June 11, 2012

E3 2012 – Transformers: Fall of Cybertron

Transformers Fall of Cybertron E3 2012
Every E3 brings at least one guilty pleasure title for me. One title I enthusiastically mention while others skeptically raise an eyebrow in my direction. This year that title was definitely High Moon Studios’ Fall of Cybertron.

Having grown up with the original Transformers series, and extended my affection later with the Beast Wars franchise, I’m incapable of resisting a title that litters its stages with characters from my childhood.

As with 2010’s War for Cybertron, there are still less than ideal design elements – I have no reason to suspect that I won’t once again find myself at odds between loving large-scale battlefields and loathing tedious grind sessions. But I’m already convinced I’ll accept less than ideal mechanics in exchange for the content. I don’t know if this makes me a bad person, just that it certainly labels me a Transformers fan – one that appreciates High Moon’s efforts to portray these characters the way they continue to within the Cybertron series.

Transformers Fall of Cybertron E3 2012
Sitting down with Activison to see more of the game during E3, my agenda largely revolved around the publisher showing me the dinobots, which worked out well given their eagerness to show off Grimlock.

Grimlock was squaring off against a group of Insecticons, apparently plagued by an inability to transform into dinosaur mode. But as a rage gauge filled, Grimlock was finally able to transform for a short period of time, during which he could spew flames, when he wasn’t crunching on enemies and snapping them in half with his massive jaws.

Given my dinobot-centric concerns, I brought up the fact that there are five dinobots in the series, and our most recent pr prior to E3 had mentioned only four, at which point I was assured that “their all in there.”
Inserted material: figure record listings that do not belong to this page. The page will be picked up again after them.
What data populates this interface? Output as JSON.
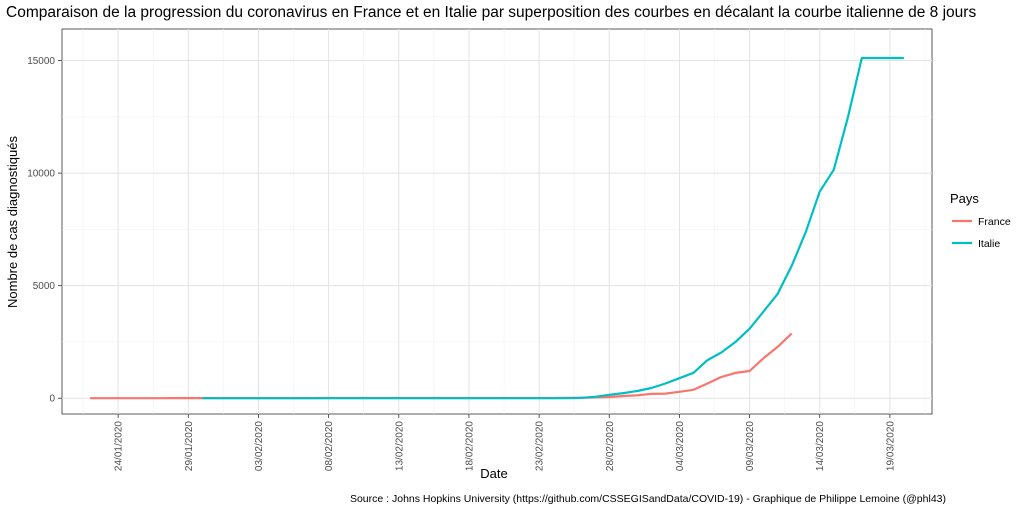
{
  "chart_data": {
    "type": "line",
    "title": "Comparaison de la progression du coronavirus en France et en Italie par superposition des courbes en décalant la courbe italienne de 8 jours",
    "xlabel": "Date",
    "ylabel": "Nombre de cas diagnostiqués",
    "caption": "Source : Johns Hopkins University (https://github.com/CSSEGISandData/COVID-19) - Graphique de Philippe Lemoine (@phl43)",
    "legend_title": "Pays",
    "legend_position": "right",
    "grid": true,
    "xlim": [
      "2020-01-20",
      "2020-03-22"
    ],
    "ylim": [
      -700,
      16400
    ],
    "x_ticks": [
      "24/01/2020",
      "29/01/2020",
      "03/02/2020",
      "08/02/2020",
      "13/02/2020",
      "18/02/2020",
      "23/02/2020",
      "28/02/2020",
      "04/03/2020",
      "09/03/2020",
      "14/03/2020",
      "19/03/2020"
    ],
    "y_ticks": [
      0,
      5000,
      10000,
      15000
    ],
    "y_tick_labels": [
      "0",
      "5000",
      "10000",
      "15000"
    ],
    "series": [
      {
        "name": "France",
        "color": "#F8766D",
        "x": [
          "2020-01-22",
          "2020-01-23",
          "2020-01-24",
          "2020-01-25",
          "2020-01-26",
          "2020-01-27",
          "2020-01-28",
          "2020-01-29",
          "2020-01-30",
          "2020-01-31",
          "2020-02-01",
          "2020-02-02",
          "2020-02-03",
          "2020-02-04",
          "2020-02-05",
          "2020-02-06",
          "2020-02-07",
          "2020-02-08",
          "2020-02-09",
          "2020-02-10",
          "2020-02-11",
          "2020-02-12",
          "2020-02-13",
          "2020-02-14",
          "2020-02-15",
          "2020-02-16",
          "2020-02-17",
          "2020-02-18",
          "2020-02-19",
          "2020-02-20",
          "2020-02-21",
          "2020-02-22",
          "2020-02-23",
          "2020-02-24",
          "2020-02-25",
          "2020-02-26",
          "2020-02-27",
          "2020-02-28",
          "2020-02-29",
          "2020-03-01",
          "2020-03-02",
          "2020-03-03",
          "2020-03-04",
          "2020-03-05",
          "2020-03-06",
          "2020-03-07",
          "2020-03-08",
          "2020-03-09",
          "2020-03-10",
          "2020-03-11",
          "2020-03-12"
        ],
        "values": [
          0,
          0,
          2,
          3,
          3,
          3,
          4,
          5,
          5,
          5,
          6,
          6,
          6,
          6,
          6,
          6,
          6,
          11,
          11,
          11,
          11,
          11,
          11,
          11,
          12,
          12,
          12,
          12,
          12,
          12,
          12,
          12,
          12,
          12,
          14,
          18,
          38,
          57,
          100,
          130,
          191,
          204,
          285,
          377,
          653,
          949,
          1126,
          1209,
          1784,
          2281,
          2876
        ]
      },
      {
        "name": "Italie",
        "color": "#00BFC4",
        "x": [
          "2020-01-30",
          "2020-01-31",
          "2020-02-01",
          "2020-02-02",
          "2020-02-03",
          "2020-02-04",
          "2020-02-05",
          "2020-02-06",
          "2020-02-07",
          "2020-02-08",
          "2020-02-09",
          "2020-02-10",
          "2020-02-11",
          "2020-02-12",
          "2020-02-13",
          "2020-02-14",
          "2020-02-15",
          "2020-02-16",
          "2020-02-17",
          "2020-02-18",
          "2020-02-19",
          "2020-02-20",
          "2020-02-21",
          "2020-02-22",
          "2020-02-23",
          "2020-02-24",
          "2020-02-25",
          "2020-02-26",
          "2020-02-27",
          "2020-02-28",
          "2020-02-29",
          "2020-03-01",
          "2020-03-02",
          "2020-03-03",
          "2020-03-04",
          "2020-03-05",
          "2020-03-06",
          "2020-03-07",
          "2020-03-08",
          "2020-03-09",
          "2020-03-10",
          "2020-03-11",
          "2020-03-12",
          "2020-03-13",
          "2020-03-14",
          "2020-03-15",
          "2020-03-16",
          "2020-03-17",
          "2020-03-18",
          "2020-03-19",
          "2020-03-20"
        ],
        "values": [
          0,
          0,
          0,
          0,
          0,
          0,
          0,
          0,
          2,
          2,
          2,
          3,
          3,
          3,
          3,
          3,
          3,
          3,
          3,
          3,
          3,
          3,
          3,
          3,
          3,
          3,
          3,
          20,
          62,
          155,
          229,
          322,
          453,
          655,
          888,
          1128,
          1694,
          2036,
          2502,
          3089,
          3858,
          4636,
          5883,
          7375,
          9172,
          10149,
          12462,
          15113,
          15113,
          15113,
          15113
        ]
      }
    ]
  }
}
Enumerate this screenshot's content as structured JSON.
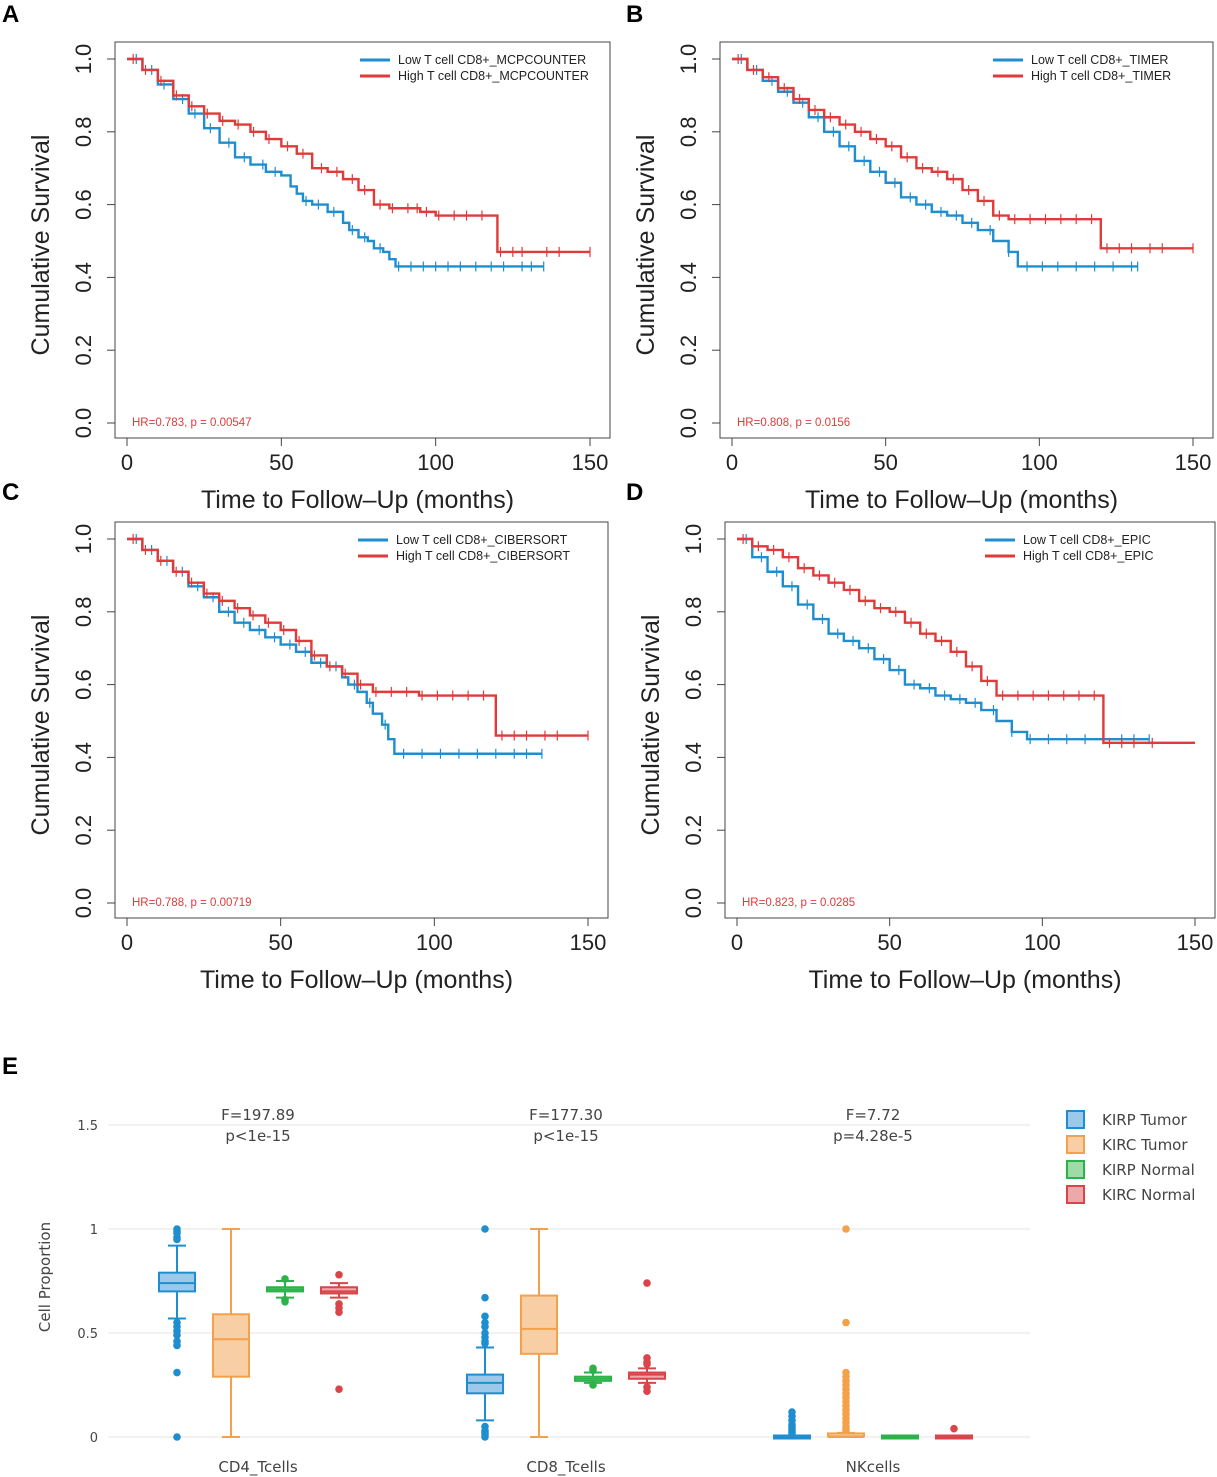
{
  "colors": {
    "low": "#1f8ecf",
    "high": "#e03a3a",
    "hr_text": "#e03a3a"
  },
  "chart_data": [
    {
      "type": "line",
      "panel": "A",
      "xlabel": "Time to Follow–Up (months)",
      "ylabel": "Cumulative Survival",
      "xlim": [
        0,
        150
      ],
      "ylim": [
        0,
        1
      ],
      "xticks": [
        "0",
        "50",
        "100",
        "150"
      ],
      "yticks": [
        "0.0",
        "0.2",
        "0.4",
        "0.6",
        "0.8",
        "1.0"
      ],
      "legend": [
        "Low T cell CD8+_MCPCOUNTER",
        "High T cell CD8+_MCPCOUNTER"
      ],
      "annotation": "HR=0.783, p = 0.00547",
      "series": [
        {
          "name": "Low T cell CD8+_MCPCOUNTER",
          "color": "low",
          "x": [
            0,
            5,
            10,
            15,
            20,
            25,
            30,
            35,
            40,
            45,
            50,
            53,
            55,
            57,
            60,
            65,
            70,
            72,
            75,
            78,
            80,
            83,
            85,
            87,
            90,
            95,
            100,
            110,
            120,
            130,
            135
          ],
          "y": [
            1.0,
            0.97,
            0.93,
            0.89,
            0.85,
            0.81,
            0.77,
            0.73,
            0.71,
            0.69,
            0.68,
            0.65,
            0.63,
            0.61,
            0.6,
            0.58,
            0.55,
            0.53,
            0.51,
            0.5,
            0.48,
            0.47,
            0.45,
            0.43,
            0.43,
            0.43,
            0.43,
            0.43,
            0.43,
            0.43,
            0.43
          ]
        },
        {
          "name": "High T cell CD8+_MCPCOUNTER",
          "color": "high",
          "x": [
            0,
            5,
            10,
            15,
            20,
            25,
            30,
            35,
            40,
            45,
            50,
            55,
            60,
            65,
            70,
            75,
            80,
            85,
            90,
            95,
            100,
            105,
            110,
            115,
            118,
            120,
            125,
            130,
            140,
            150
          ],
          "y": [
            1.0,
            0.97,
            0.94,
            0.9,
            0.87,
            0.85,
            0.83,
            0.82,
            0.8,
            0.78,
            0.76,
            0.74,
            0.7,
            0.69,
            0.67,
            0.64,
            0.6,
            0.59,
            0.59,
            0.58,
            0.57,
            0.57,
            0.57,
            0.57,
            0.57,
            0.47,
            0.47,
            0.47,
            0.47,
            0.47
          ]
        }
      ],
      "censor_low": [
        3,
        8,
        12,
        18,
        22,
        27,
        33,
        38,
        44,
        48,
        58,
        62,
        67,
        73,
        77,
        82,
        88,
        92,
        96,
        100,
        104,
        108,
        113,
        118,
        122,
        128,
        131,
        135
      ],
      "censor_high": [
        2,
        6,
        11,
        16,
        21,
        26,
        31,
        36,
        41,
        46,
        52,
        57,
        63,
        68,
        73,
        77,
        82,
        86,
        91,
        94,
        97,
        101,
        106,
        110,
        115,
        121,
        125,
        128,
        136,
        140,
        150
      ]
    },
    {
      "type": "line",
      "panel": "B",
      "xlabel": "Time to Follow–Up (months)",
      "ylabel": "Cumulative Survival",
      "xlim": [
        0,
        150
      ],
      "ylim": [
        0,
        1
      ],
      "xticks": [
        "0",
        "50",
        "100",
        "150"
      ],
      "yticks": [
        "0.0",
        "0.2",
        "0.4",
        "0.6",
        "0.8",
        "1.0"
      ],
      "legend": [
        "Low T cell CD8+_TIMER",
        "High T cell CD8+_TIMER"
      ],
      "annotation": "HR=0.808, p = 0.0156",
      "series": [
        {
          "name": "Low T cell CD8+_TIMER",
          "color": "low",
          "x": [
            0,
            5,
            10,
            15,
            20,
            25,
            30,
            35,
            40,
            45,
            50,
            55,
            60,
            65,
            70,
            75,
            80,
            85,
            90,
            93,
            95,
            100,
            110,
            120,
            130,
            132
          ],
          "y": [
            1.0,
            0.97,
            0.94,
            0.91,
            0.88,
            0.84,
            0.8,
            0.76,
            0.72,
            0.69,
            0.66,
            0.62,
            0.6,
            0.58,
            0.57,
            0.55,
            0.53,
            0.5,
            0.47,
            0.43,
            0.43,
            0.43,
            0.43,
            0.43,
            0.43,
            0.43
          ]
        },
        {
          "name": "High T cell CD8+_TIMER",
          "color": "high",
          "x": [
            0,
            5,
            10,
            15,
            20,
            25,
            30,
            35,
            40,
            45,
            50,
            55,
            60,
            65,
            70,
            75,
            80,
            85,
            90,
            100,
            110,
            118,
            120,
            125,
            130,
            140,
            150
          ],
          "y": [
            1.0,
            0.97,
            0.95,
            0.92,
            0.89,
            0.86,
            0.84,
            0.82,
            0.8,
            0.78,
            0.76,
            0.73,
            0.7,
            0.69,
            0.67,
            0.64,
            0.61,
            0.57,
            0.56,
            0.56,
            0.56,
            0.56,
            0.48,
            0.48,
            0.48,
            0.48,
            0.48
          ]
        }
      ],
      "censor_low": [
        3,
        8,
        13,
        18,
        23,
        28,
        33,
        38,
        43,
        48,
        53,
        58,
        63,
        68,
        73,
        78,
        84,
        90,
        96,
        101,
        106,
        112,
        118,
        124,
        130,
        132
      ],
      "censor_high": [
        2,
        7,
        12,
        17,
        22,
        27,
        32,
        37,
        42,
        47,
        52,
        57,
        62,
        67,
        72,
        77,
        82,
        87,
        92,
        97,
        102,
        107,
        112,
        117,
        122,
        126,
        130,
        136,
        140,
        150
      ]
    },
    {
      "type": "line",
      "panel": "C",
      "xlabel": "Time to Follow–Up (months)",
      "ylabel": "Cumulative Survival",
      "xlim": [
        0,
        150
      ],
      "ylim": [
        0,
        1
      ],
      "xticks": [
        "0",
        "50",
        "100",
        "150"
      ],
      "yticks": [
        "0.0",
        "0.2",
        "0.4",
        "0.6",
        "0.8",
        "1.0"
      ],
      "legend": [
        "Low T cell CD8+_CIBERSORT",
        "High T cell CD8+_CIBERSORT"
      ],
      "annotation": "HR=0.788, p = 0.00719",
      "series": [
        {
          "name": "Low T cell CD8+_CIBERSORT",
          "color": "low",
          "x": [
            0,
            5,
            10,
            15,
            20,
            25,
            30,
            35,
            40,
            45,
            50,
            55,
            60,
            65,
            70,
            72,
            75,
            78,
            80,
            83,
            85,
            87,
            90,
            95,
            100,
            110,
            120,
            130,
            135
          ],
          "y": [
            1.0,
            0.97,
            0.94,
            0.91,
            0.87,
            0.84,
            0.8,
            0.77,
            0.75,
            0.73,
            0.71,
            0.69,
            0.66,
            0.65,
            0.62,
            0.6,
            0.58,
            0.55,
            0.52,
            0.49,
            0.45,
            0.41,
            0.41,
            0.41,
            0.41,
            0.41,
            0.41,
            0.41,
            0.41
          ]
        },
        {
          "name": "High T cell CD8+_CIBERSORT",
          "color": "high",
          "x": [
            0,
            5,
            10,
            15,
            20,
            25,
            30,
            35,
            40,
            45,
            50,
            55,
            60,
            65,
            70,
            75,
            80,
            85,
            90,
            95,
            100,
            105,
            110,
            115,
            118,
            120,
            125,
            130,
            140,
            150
          ],
          "y": [
            1.0,
            0.97,
            0.94,
            0.91,
            0.88,
            0.85,
            0.83,
            0.81,
            0.79,
            0.77,
            0.75,
            0.72,
            0.68,
            0.65,
            0.63,
            0.6,
            0.58,
            0.58,
            0.58,
            0.57,
            0.57,
            0.57,
            0.57,
            0.57,
            0.57,
            0.46,
            0.46,
            0.46,
            0.46,
            0.46
          ]
        }
      ],
      "censor_low": [
        3,
        8,
        13,
        18,
        23,
        28,
        33,
        38,
        43,
        48,
        53,
        58,
        63,
        68,
        74,
        79,
        84,
        90,
        96,
        102,
        108,
        114,
        120,
        126,
        130,
        135
      ],
      "censor_high": [
        2,
        6,
        11,
        16,
        21,
        26,
        31,
        36,
        41,
        46,
        51,
        56,
        61,
        66,
        71,
        76,
        81,
        86,
        91,
        96,
        101,
        106,
        111,
        116,
        122,
        126,
        130,
        136,
        140,
        150
      ]
    },
    {
      "type": "line",
      "panel": "D",
      "xlabel": "Time to Follow–Up (months)",
      "ylabel": "Cumulative Survival",
      "xlim": [
        0,
        150
      ],
      "ylim": [
        0,
        1
      ],
      "xticks": [
        "0",
        "50",
        "100",
        "150"
      ],
      "yticks": [
        "0.0",
        "0.2",
        "0.4",
        "0.6",
        "0.8",
        "1.0"
      ],
      "legend": [
        "Low T cell CD8+_EPIC",
        "High T cell CD8+_EPIC"
      ],
      "annotation": "HR=0.823, p = 0.0285",
      "series": [
        {
          "name": "Low T cell CD8+_EPIC",
          "color": "low",
          "x": [
            0,
            5,
            10,
            15,
            20,
            25,
            30,
            35,
            40,
            45,
            50,
            55,
            60,
            65,
            70,
            75,
            80,
            85,
            90,
            95,
            100,
            110,
            120,
            130,
            135
          ],
          "y": [
            1.0,
            0.95,
            0.91,
            0.87,
            0.82,
            0.78,
            0.74,
            0.72,
            0.7,
            0.67,
            0.64,
            0.6,
            0.59,
            0.57,
            0.56,
            0.55,
            0.53,
            0.5,
            0.47,
            0.45,
            0.45,
            0.45,
            0.45,
            0.45,
            0.45
          ]
        },
        {
          "name": "High T cell CD8+_EPIC",
          "color": "high",
          "x": [
            0,
            5,
            10,
            15,
            20,
            25,
            30,
            35,
            40,
            45,
            50,
            55,
            60,
            65,
            70,
            75,
            80,
            85,
            90,
            95,
            100,
            110,
            118,
            120,
            125,
            130,
            140,
            150
          ],
          "y": [
            1.0,
            0.98,
            0.97,
            0.95,
            0.92,
            0.9,
            0.88,
            0.86,
            0.83,
            0.81,
            0.8,
            0.77,
            0.74,
            0.72,
            0.69,
            0.65,
            0.61,
            0.57,
            0.57,
            0.57,
            0.57,
            0.57,
            0.57,
            0.44,
            0.44,
            0.44,
            0.44,
            0.44
          ]
        }
      ],
      "censor_low": [
        3,
        8,
        13,
        18,
        23,
        28,
        33,
        38,
        43,
        48,
        53,
        58,
        63,
        68,
        73,
        78,
        84,
        90,
        96,
        102,
        108,
        114,
        120,
        126,
        130,
        135
      ],
      "censor_high": [
        2,
        7,
        12,
        17,
        22,
        27,
        32,
        37,
        42,
        47,
        52,
        57,
        62,
        67,
        72,
        77,
        82,
        87,
        92,
        97,
        102,
        107,
        112,
        117,
        122,
        126,
        130,
        136
      ]
    },
    {
      "type": "box",
      "panel": "E",
      "ylabel": "Cell Proportion",
      "ylim": [
        0,
        1.5
      ],
      "yticks": [
        "0",
        "0.5",
        "1",
        "1.5"
      ],
      "categories": [
        "CD4_Tcells",
        "CD8_Tcells",
        "NKcells"
      ],
      "annotations": [
        {
          "f": "F=197.89",
          "p": "p<1e-15"
        },
        {
          "f": "F=177.30",
          "p": "p<1e-15"
        },
        {
          "f": "F=7.72",
          "p": "p=4.28e-5"
        }
      ],
      "legend": [
        "KIRP Tumor",
        "KIRC Tumor",
        "KIRP Normal",
        "KIRC Normal"
      ],
      "series_colors": [
        "#1f8ecf",
        "#f5a04a",
        "#2bb34a",
        "#d9454a"
      ],
      "series_fills": [
        "#9cc9ea",
        "#f8cfa5",
        "#9edba9",
        "#eca9a9"
      ],
      "series": [
        {
          "name": "KIRP Tumor",
          "boxes": [
            {
              "min": 0.57,
              "q1": 0.7,
              "median": 0.74,
              "q3": 0.79,
              "max": 0.92,
              "outliers": [
                1.0,
                0.99,
                0.98,
                0.96,
                0.95,
                0.55,
                0.53,
                0.51,
                0.49,
                0.46,
                0.44,
                0.31,
                0.0
              ]
            },
            {
              "min": 0.08,
              "q1": 0.21,
              "median": 0.26,
              "q3": 0.3,
              "max": 0.43,
              "outliers": [
                1.0,
                0.67,
                0.58,
                0.55,
                0.53,
                0.5,
                0.48,
                0.46,
                0.45,
                0.05,
                0.03,
                0.02,
                0.01,
                0.0
              ]
            },
            {
              "min": 0,
              "q1": 0,
              "median": 0,
              "q3": 0,
              "max": 0,
              "outliers": [
                0.12,
                0.1,
                0.08,
                0.06,
                0.05,
                0.04,
                0.03,
                0.02,
                0.01
              ]
            }
          ]
        },
        {
          "name": "KIRC Tumor",
          "boxes": [
            {
              "min": 0.0,
              "q1": 0.29,
              "median": 0.47,
              "q3": 0.59,
              "max": 1.0,
              "outliers": []
            },
            {
              "min": 0.0,
              "q1": 0.4,
              "median": 0.52,
              "q3": 0.68,
              "max": 1.0,
              "outliers": []
            },
            {
              "min": 0,
              "q1": 0,
              "median": 0,
              "q3": 0.01,
              "max": 0.02,
              "outliers": [
                1.0,
                0.55,
                0.31,
                0.29,
                0.27,
                0.25,
                0.23,
                0.21,
                0.19,
                0.17,
                0.15,
                0.13,
                0.11,
                0.09,
                0.07,
                0.05,
                0.04,
                0.03
              ]
            }
          ]
        },
        {
          "name": "KIRP Normal",
          "boxes": [
            {
              "min": 0.67,
              "q1": 0.7,
              "median": 0.71,
              "q3": 0.72,
              "max": 0.75,
              "outliers": [
                0.76,
                0.66,
                0.65
              ]
            },
            {
              "min": 0.26,
              "q1": 0.27,
              "median": 0.28,
              "q3": 0.29,
              "max": 0.31,
              "outliers": [
                0.33,
                0.32,
                0.25
              ]
            },
            {
              "min": 0,
              "q1": 0,
              "median": 0,
              "q3": 0,
              "max": 0,
              "outliers": []
            }
          ]
        },
        {
          "name": "KIRC Normal",
          "boxes": [
            {
              "min": 0.67,
              "q1": 0.69,
              "median": 0.7,
              "q3": 0.72,
              "max": 0.74,
              "outliers": [
                0.78,
                0.64,
                0.62,
                0.6,
                0.23
              ]
            },
            {
              "min": 0.26,
              "q1": 0.28,
              "median": 0.3,
              "q3": 0.31,
              "max": 0.33,
              "outliers": [
                0.74,
                0.38,
                0.36,
                0.35,
                0.24,
                0.22
              ]
            },
            {
              "min": 0,
              "q1": 0,
              "median": 0,
              "q3": 0,
              "max": 0,
              "outliers": [
                0.04
              ]
            }
          ]
        }
      ]
    }
  ]
}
High Moon also offered a look at Starscream, who in typical fashion was doing his best to achieve his own backstabbing agenda, as well as Jazz from the Autobot side, who had stumbled upon one of the last reserves of energon on the planet.

The completely over-the-top bit on display was saved for Optimus Prime, who had the ability to direct attacks from Metroplex – the city sized transformer that shook the ground while walking alongside the player.

So what is it exactly that makes the title important to me? Fair question.

Fall of Cybertron continues to raise the intensity of the narrative, bringing to life characters for battles I spent hours staging with the toys as a child – watching those battles play out in cinematic sequences and then finding myself able to direct part of the action makes me infinitely warm and nostalgic. It’s also important that, for a game about giant robots locked in battle, the chaos created convinces me of authenticity. It’s absolutely ridiculous for me to suggest that this is what it would look like if giant robots started fighting, but when I’m playing rather than thinking, the battlefield grabs hold and sucks me in nearly every time as these familiar characters fight over a planet that is being decimated by that battle.

I wouldn’t want to speak to the appeal for gamers not invested in the Transformers franchise already, particularly those not in my own age bracket. There’s a competent game beneath the nostalgia, but nothing that could rival the triple A efforts of other publishers toward the end of this year and into the next. I can only tell you that, as a fan, I continue to appreciate the effort to create a title aside from tie-ins to the films and newer cartoons, and that stirring childhood memories remains my primary reason for checking out the game when it releases this August 28th for the 360, PlayStation 3, and PC.